Why don't I get the correct answer when I set these two equations =

[rxh140630]

Homework Statement:

Find all x>0 for which $$\int_0^x [t]^{2} dt = 2(x-1) $$

Relevant Equations:

The notation [x] denotes the greatest integer less than or equal to x

In the question above it, the author (Apostol) states: $$\int_0^n [t]^{2} dt = \frac{n(n-1)(2n-1)}{6}$$

Why can't I set the two equations = and get the result?

2(x-1) = x(x-1)(2x-1)/6 => 12 = 2x^2 - x => 0 = x^2-(x/2) -6

using quadratic equation I get the wrong answer

 

[Infrared]

Apostol's formula is true when $n$ is a natural number. You aren't assuming that $x$ is a natural number, though.

 

[rxh140630]

Apostol's formula is true when $n$ is a natural number. You aren't assuming that $x$ is a natural number, though.

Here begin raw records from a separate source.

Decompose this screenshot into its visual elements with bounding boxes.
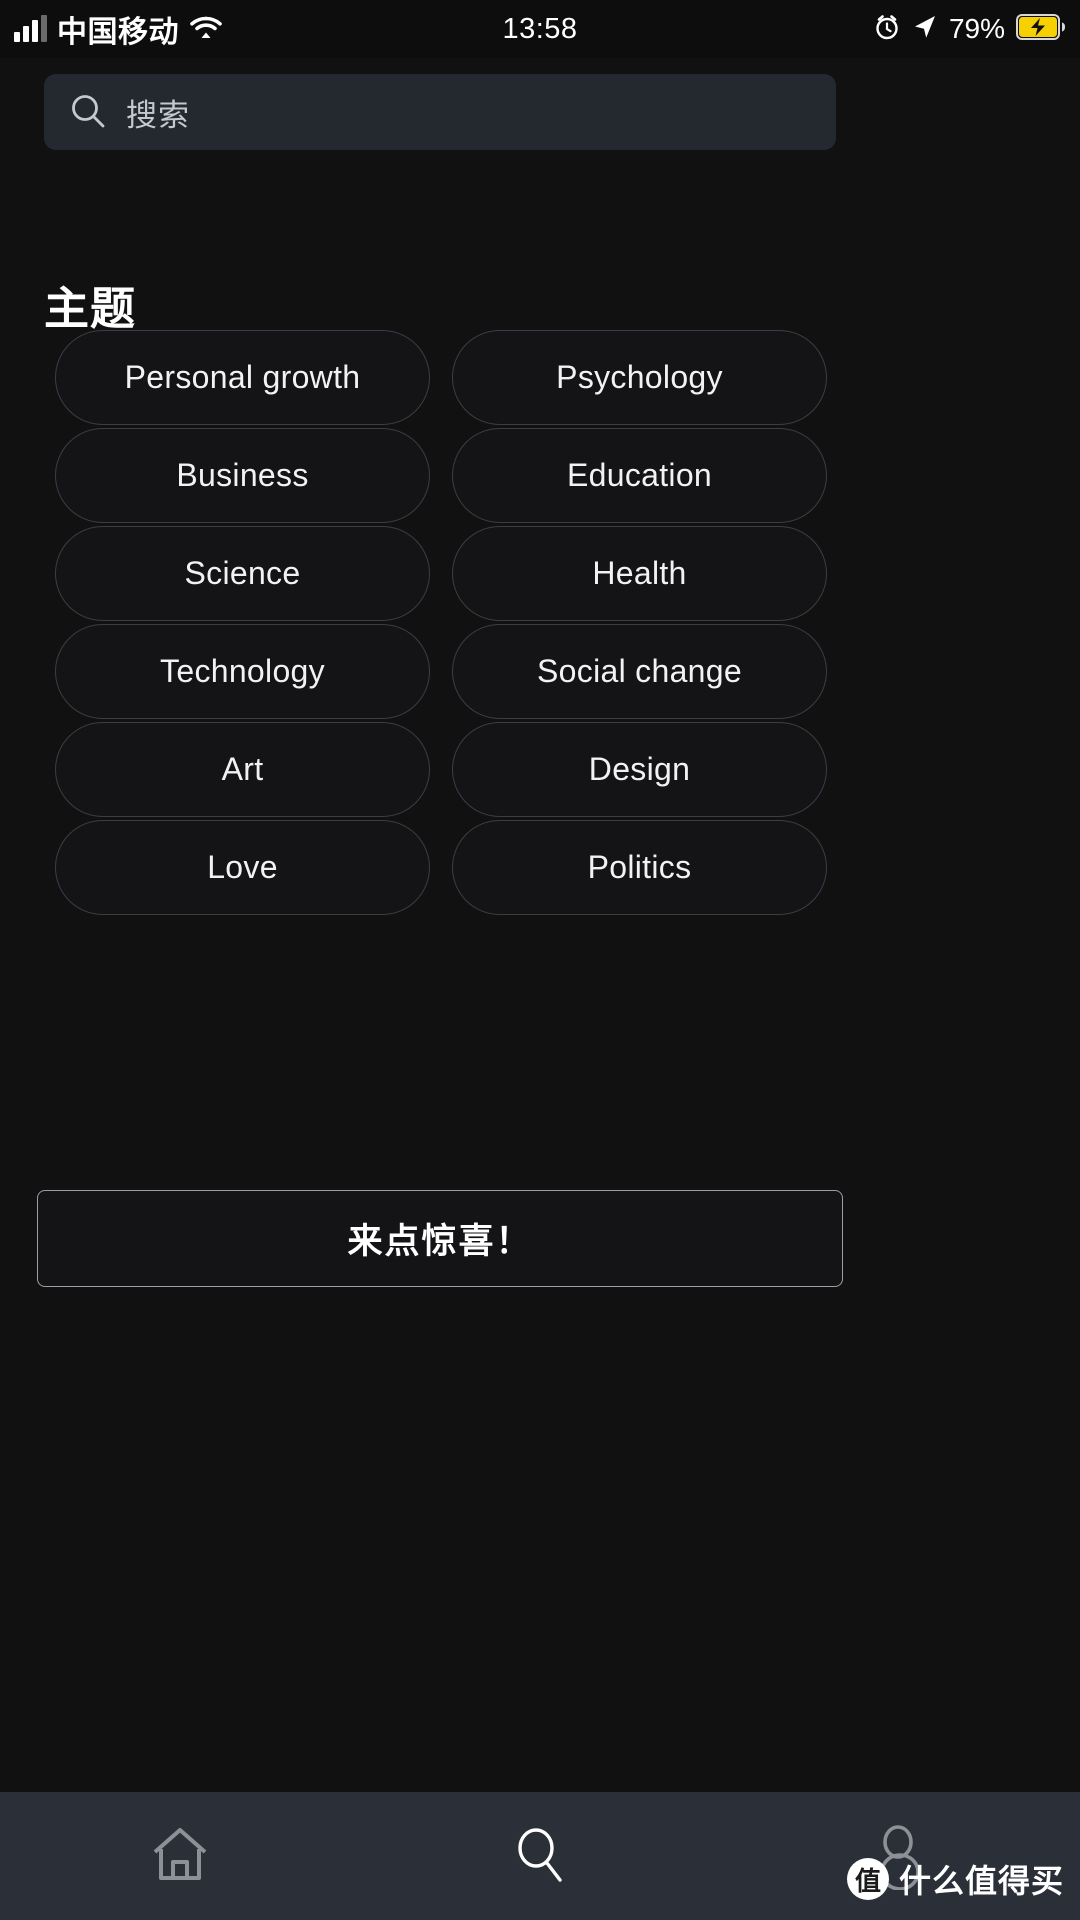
topic-chip-psychology[interactable]: Psychology	[452, 330, 827, 425]
topic-chip-grid: Personal growth Psychology Business Educ…	[55, 330, 827, 915]
topic-chip-love[interactable]: Love	[55, 820, 430, 915]
chip-label: Education	[566, 457, 713, 493]
topic-chip-design[interactable]: Design	[452, 722, 827, 817]
status-bar: 中国移动 13:58 79%	[0, 0, 1080, 58]
battery-charging-icon	[1016, 13, 1066, 46]
watermark-logo: 值	[846, 1858, 889, 1900]
watermark-text: 什么值得买	[898, 1863, 1064, 1899]
chip-label: Design	[588, 751, 691, 787]
alarm-clock-icon	[873, 13, 901, 46]
surprise-me-label: 来点惊喜！	[347, 1222, 533, 1261]
nav-item-home[interactable]	[0, 1792, 360, 1920]
topic-chip-politics[interactable]: Politics	[452, 820, 827, 915]
topic-chip-technology[interactable]: Technology	[55, 624, 430, 719]
chip-label: Art	[221, 751, 264, 787]
search-icon	[504, 1818, 576, 1895]
nav-item-search[interactable]	[360, 1792, 720, 1920]
chip-label: Personal growth	[124, 359, 361, 395]
topic-chip-science[interactable]: Science	[55, 526, 430, 621]
chip-label: Social change	[537, 653, 742, 689]
chip-label: Business	[176, 457, 309, 493]
home-icon	[144, 1818, 216, 1895]
watermark: 值 什么值得买	[846, 1856, 1064, 1902]
chip-label: Health	[592, 555, 687, 591]
chip-label: Love	[207, 849, 278, 885]
topic-chip-education[interactable]: Education	[452, 428, 827, 523]
topic-chip-health[interactable]: Health	[452, 526, 827, 621]
surprise-me-button[interactable]: 来点惊喜！	[37, 1190, 843, 1287]
battery-percent: 79%	[948, 13, 1005, 44]
topic-chip-personal-growth[interactable]: Personal growth	[55, 330, 430, 425]
chip-label: Psychology	[556, 359, 723, 395]
topic-chip-business[interactable]: Business	[55, 428, 430, 523]
topic-chip-art[interactable]: Art	[55, 722, 430, 817]
search-input[interactable]: 搜索	[44, 74, 836, 150]
location-arrow-icon	[912, 13, 938, 46]
chip-label: Technology	[160, 653, 325, 689]
search-icon	[68, 92, 108, 132]
page-title: 主题	[44, 283, 137, 334]
status-bar-right: 79%	[873, 0, 1066, 58]
search-placeholder-text: 搜索	[126, 97, 190, 133]
clock-time: 13:58	[502, 12, 578, 45]
chip-label: Politics	[587, 849, 692, 885]
chip-label: Science	[184, 555, 301, 591]
topic-chip-social-change[interactable]: Social change	[452, 624, 827, 719]
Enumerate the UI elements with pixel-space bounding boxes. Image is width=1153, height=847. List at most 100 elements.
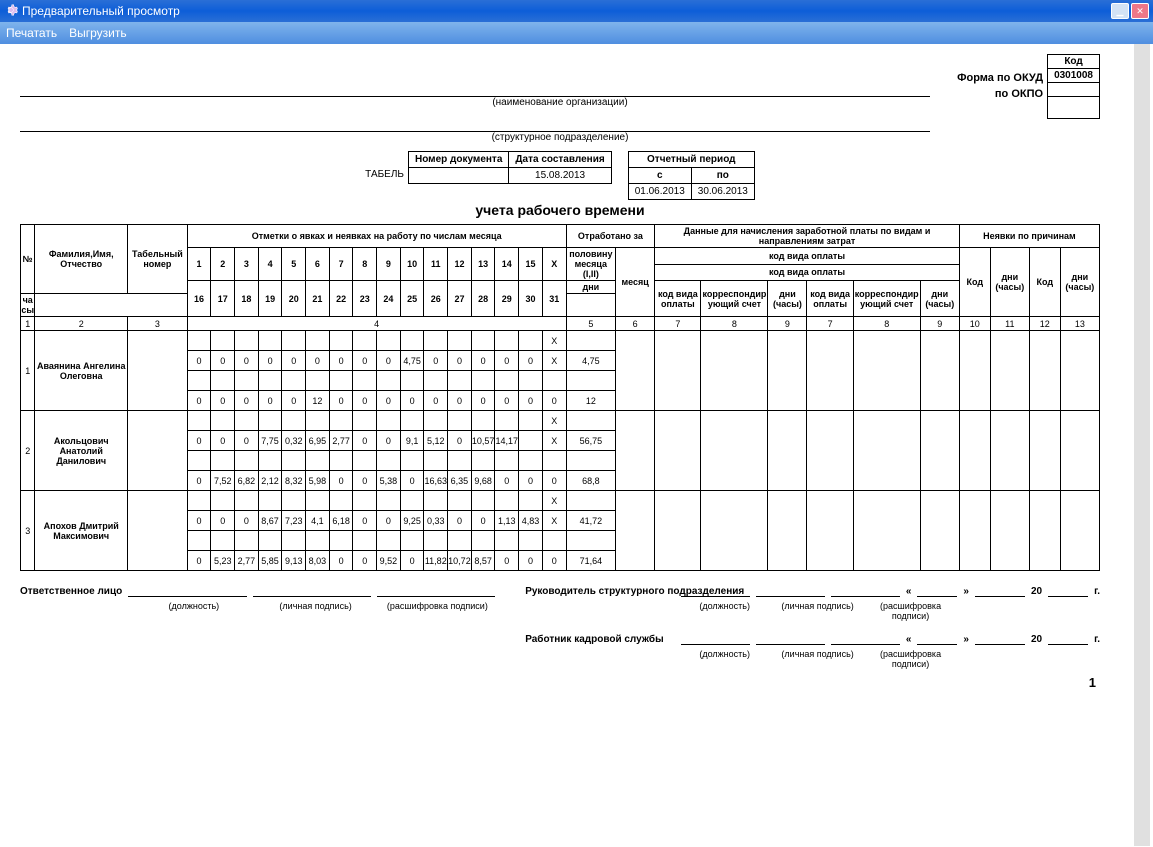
cell bbox=[471, 491, 495, 511]
cell: 0 bbox=[282, 391, 306, 411]
period-from: 01.06.2013 bbox=[628, 184, 691, 200]
cell: 0 bbox=[519, 391, 543, 411]
cell: 0 bbox=[235, 391, 259, 411]
pay-cell bbox=[990, 491, 1029, 571]
cell bbox=[400, 531, 424, 551]
h-dh2: дни (часы) bbox=[920, 281, 959, 317]
cell bbox=[258, 411, 282, 431]
cell bbox=[495, 411, 519, 431]
h-paytype2: код вида оплаты bbox=[655, 264, 960, 281]
cell bbox=[542, 531, 566, 551]
cell: 0 bbox=[353, 471, 377, 491]
period-from-h: с bbox=[628, 168, 691, 184]
menu-export[interactable]: Выгрузить bbox=[69, 26, 127, 40]
cell bbox=[519, 411, 543, 431]
cell: 0 bbox=[329, 351, 353, 371]
pay-cell bbox=[768, 411, 807, 491]
cell bbox=[353, 531, 377, 551]
doc-date-value: 15.08.2013 bbox=[509, 168, 611, 184]
cell bbox=[495, 531, 519, 551]
month-cell bbox=[616, 331, 655, 411]
okpo-label: по ОКПО bbox=[957, 86, 1043, 102]
menu-print[interactable]: Печатать bbox=[6, 26, 57, 40]
cell: 9,1 bbox=[400, 431, 424, 451]
cell: 0 bbox=[211, 511, 235, 531]
cell: 0 bbox=[448, 511, 472, 531]
cell: 0 bbox=[211, 351, 235, 371]
cell: 2,77 bbox=[235, 551, 259, 571]
cell: 10,57 bbox=[471, 431, 495, 451]
h-corr1: корреспондирующий счет bbox=[701, 281, 768, 317]
cell: X bbox=[542, 511, 566, 531]
cell bbox=[306, 331, 330, 351]
cell: 0 bbox=[377, 391, 401, 411]
cell: 0 bbox=[377, 351, 401, 371]
cell bbox=[187, 371, 211, 391]
cell bbox=[306, 491, 330, 511]
cell bbox=[542, 451, 566, 471]
pay-cell bbox=[701, 491, 768, 571]
cell: 0,33 bbox=[424, 511, 448, 531]
pay-cell bbox=[701, 411, 768, 491]
cell: 0 bbox=[211, 391, 235, 411]
cell bbox=[187, 531, 211, 551]
cell bbox=[306, 531, 330, 551]
h-paycode1: код вида оплаты bbox=[655, 281, 701, 317]
cell bbox=[519, 531, 543, 551]
cell bbox=[448, 411, 472, 431]
h-fio: Фамилия,Имя, Отчество bbox=[35, 225, 128, 294]
h-corr2: корреспондирующий счет bbox=[853, 281, 920, 317]
cell: 0 bbox=[448, 431, 472, 451]
cell bbox=[400, 411, 424, 431]
cell bbox=[566, 411, 615, 431]
cell bbox=[306, 411, 330, 431]
cell: 0 bbox=[187, 351, 211, 371]
cell: 0 bbox=[495, 551, 519, 571]
tabel-subtitle: учета рабочего времени bbox=[20, 202, 1100, 218]
cell: 4,1 bbox=[306, 511, 330, 531]
cell bbox=[448, 451, 472, 471]
pay-cell bbox=[920, 411, 959, 491]
cell bbox=[424, 331, 448, 351]
cell: 5,12 bbox=[424, 431, 448, 451]
document-viewport: Форма по ОКУД по ОКПО Код 0301008 (наиме… bbox=[0, 44, 1150, 846]
cell: 0 bbox=[377, 511, 401, 531]
cell bbox=[566, 531, 615, 551]
okpo-code bbox=[1048, 83, 1100, 97]
cell: 0 bbox=[235, 431, 259, 451]
cell bbox=[495, 451, 519, 471]
cell bbox=[566, 451, 615, 471]
pay-cell bbox=[990, 411, 1029, 491]
cell: 0 bbox=[258, 351, 282, 371]
cell: 4,75 bbox=[566, 351, 615, 371]
cell bbox=[400, 371, 424, 391]
struct-caption: (структурное подразделение) bbox=[20, 132, 1100, 143]
minimize-button[interactable]: ▁ bbox=[1111, 3, 1129, 19]
resp-label: Ответственное лицо bbox=[20, 586, 122, 597]
cell bbox=[211, 531, 235, 551]
cell: 14,17 bbox=[495, 431, 519, 451]
pay-cell bbox=[768, 491, 807, 571]
close-button[interactable]: ✕ bbox=[1131, 3, 1149, 19]
table-row: 3Апохов Дмитрий МаксимовичX bbox=[21, 491, 1100, 511]
h-marks: Отметки о явках и неявках на работу по ч… bbox=[187, 225, 566, 248]
cell bbox=[282, 491, 306, 511]
h-worked: Отработано за bbox=[566, 225, 655, 248]
cell bbox=[519, 331, 543, 351]
cell: 7,23 bbox=[282, 511, 306, 531]
cell: 0 bbox=[542, 551, 566, 571]
pay-cell bbox=[807, 331, 853, 411]
cell: 11,82 bbox=[424, 551, 448, 571]
cell: 0 bbox=[471, 351, 495, 371]
pay-cell bbox=[959, 331, 990, 411]
h-month: месяц bbox=[616, 248, 655, 317]
cell bbox=[519, 371, 543, 391]
cell: 7,52 bbox=[211, 471, 235, 491]
cell bbox=[187, 491, 211, 511]
cell: 0 bbox=[282, 351, 306, 371]
h-tabnum: Табельный номер bbox=[128, 225, 188, 294]
cell bbox=[258, 451, 282, 471]
period-table: Отчетный период с по 01.06.2013 30.06.20… bbox=[628, 151, 755, 200]
period-to-h: по bbox=[691, 168, 754, 184]
cell bbox=[235, 331, 259, 351]
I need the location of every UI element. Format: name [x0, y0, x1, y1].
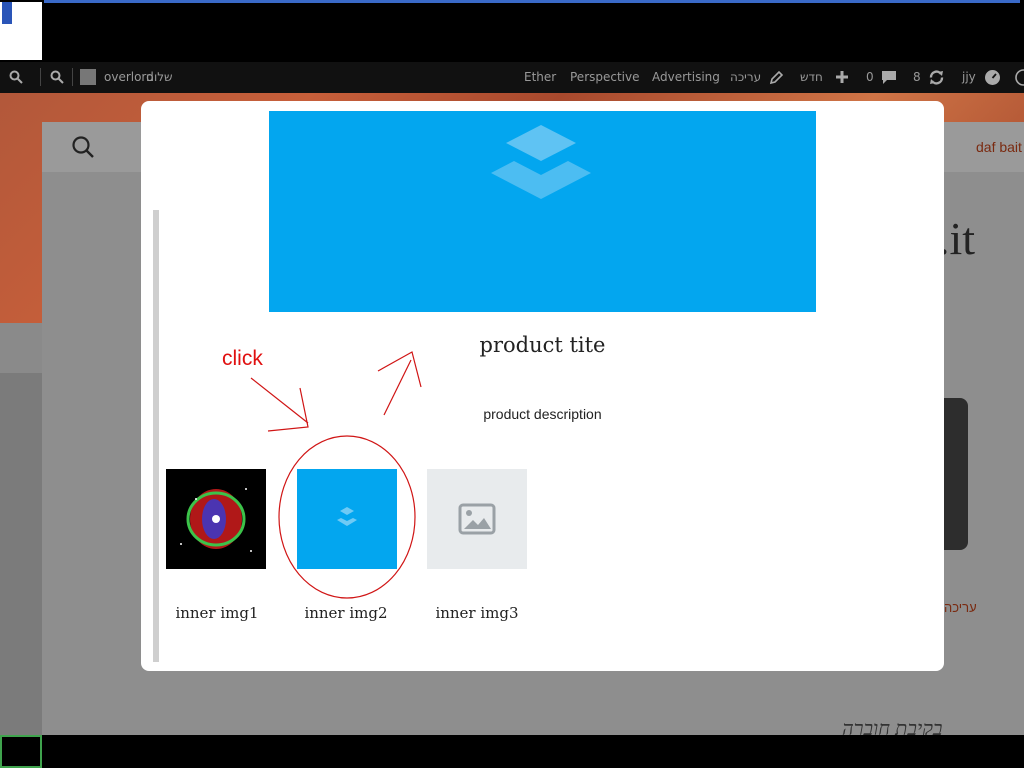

Ahh I see I see. Well how would you go about solving this problem without plug and chugging? Seems really hard

 

[Infrared]

Let $n$ be the floor of $x$. I would try breaking up the integral over the intervals $[0,n]$ and $[n,x]$ (for example, $\int_0^{7/2}=\int_0^3+\int_3^{7/2}$). You can use apostol's formula on the first piece, and directly evaluate the second.

 

[rxh140630]

Let $n$ be the floor of $x$. I would try breaking up the integral over the intervals $[0,n]$ and $[n,x]$ (for example, $\int_0^{7/2}=\int_0^3+\int_3^{7/2}$). You can use apostol's formula on the first piece, and directly evaluate the second.

Still seems like it would involve plug and chugging, I think I'm just going to have to skip this problem sadly.

 

[Infrared]

There's a (very) small amount of case work, but no blind 'plug and chug' needed.

 

[rxh140630]

There's a (very) small amount of case work, but no blind 'plug and chug' needed.

Guess I'll go back to it, lol.